The decision
In Dorchester Group Ltd t/a Dorchester Collection v Kier Construction Ltd, the defendant’s solicitors made an “open offer” to the claimant in the form of a letter (the letter), which stated (inter alia):
“In full and final settlement of the Proceedings we set out herein [the Defendant’s] open offer and the terms that relate to it.
For the purposes of the Proceedings only, and without making any admissions of liability save as set out below, [the Defendant] accepts that [the Claimant] is entitled to the following declarations…”
At the hearing, the claimant argued that the letter contained an admission and that the claimant was therefore entitled to judgment because the defendant “now concede[s] that it is liable to account for” the sums at issue in the case.

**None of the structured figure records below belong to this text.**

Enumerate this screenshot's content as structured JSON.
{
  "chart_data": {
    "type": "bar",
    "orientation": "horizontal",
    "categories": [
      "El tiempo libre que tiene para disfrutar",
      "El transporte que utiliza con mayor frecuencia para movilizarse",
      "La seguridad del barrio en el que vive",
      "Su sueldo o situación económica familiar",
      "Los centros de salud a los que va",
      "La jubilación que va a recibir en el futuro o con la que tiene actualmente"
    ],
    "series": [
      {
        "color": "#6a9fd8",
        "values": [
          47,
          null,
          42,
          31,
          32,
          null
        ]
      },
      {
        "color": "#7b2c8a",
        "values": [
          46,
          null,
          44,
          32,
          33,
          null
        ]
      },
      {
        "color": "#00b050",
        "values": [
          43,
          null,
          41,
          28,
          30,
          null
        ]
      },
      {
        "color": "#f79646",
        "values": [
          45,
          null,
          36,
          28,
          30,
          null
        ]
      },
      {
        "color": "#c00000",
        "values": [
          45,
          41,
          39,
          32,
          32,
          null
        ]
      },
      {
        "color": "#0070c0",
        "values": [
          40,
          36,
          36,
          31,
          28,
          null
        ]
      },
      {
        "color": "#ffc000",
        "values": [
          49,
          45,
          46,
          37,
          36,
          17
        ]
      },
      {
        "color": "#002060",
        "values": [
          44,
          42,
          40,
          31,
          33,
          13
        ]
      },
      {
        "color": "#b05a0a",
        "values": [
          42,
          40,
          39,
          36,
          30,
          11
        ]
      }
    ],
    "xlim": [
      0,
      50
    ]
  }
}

Coulson J rejected this argument on three main grounds:
- The letter was an open offer with a package of terms to be accepted or rejected. It would be contrary to the whole basis of an offer if the claimant could accept part of it while rejecting other elements of it. In accordance with the overriding objective, “Courts must always encourage parties to make offers, in whatever form is appropriate”. It would be contrary to this policy if the recipient of an open offer could accept parts of it and reject others, thereby ensuring the litigation continues.
- It was not a “formal admission” pursuant to CPR 14.1 (“Admissions made after commencement of proceedings”): (a) the letter made no reference to CPR 14.1, (b) the letter did not admit to the truth of the claimant’s case, but simply accepted it for the purposes of the offer, and (c) the letter made no reference to a key part of the defendant’s defence, meaning that there could be no admission that it was a bad defence or was no longer being pursued.
- For judgment to be entered under CPR 14.1 any admission must be clear and unequivocal: Technistudy v Kelland. This one was not.
Analysis
The CPR aims to encourage both offers and admissions as ways of reducing the time and cost of litigation. Both can carry favourable costs consequences for the party which makes them. The two are obviously not the same, however, not least because a formal admission will (except in some specific cases) permit the party in receipt of the admission to enter judgment. The decision in Dorchester (albeit an easy one on the facts) offers a helpful indication of how the court will determine the difference between the two.
Much of this is common sense and will come down to the construction of the written instrument. Thus accepting a proposition for the express purpose of making an offer is plainly not the same as formally admitting it. The court will have little time for litigants who try to contrive admissions where there are none. In addition, the principle in Technistudy, that an admission must be clear and unequivocal, will continue to ensure that it is difficult for a party to make a formal admission accidentally (although if it is clear and unequivocal, an admission may be implied rather than express: Ash v Hutchinson & Co (Ltd)).
Importantly (and perhaps, again, obviously), it is not open to the recipient of an offer to cherry-pick individual parts of it as formal admissions while not accepting the offer itself or rejecting other parts of it. This was not the intention of the CPR, and it is highly unlikely to have been the intention of the party making the offer.
Note: although Coulson J observed that the letter did not contain a reference to CPR 14.1 (and this formed part of his reasoning), it is not actually a requirement for it to do so. The rule only requires that an admission be made in writing, whether in the form of a letter, statement of case, or form (N9A for a specified amount; N9C for an unspecified amount). Nonetheless, many formal offers do cite CPR 14.1 expressly so that the doubt never arises.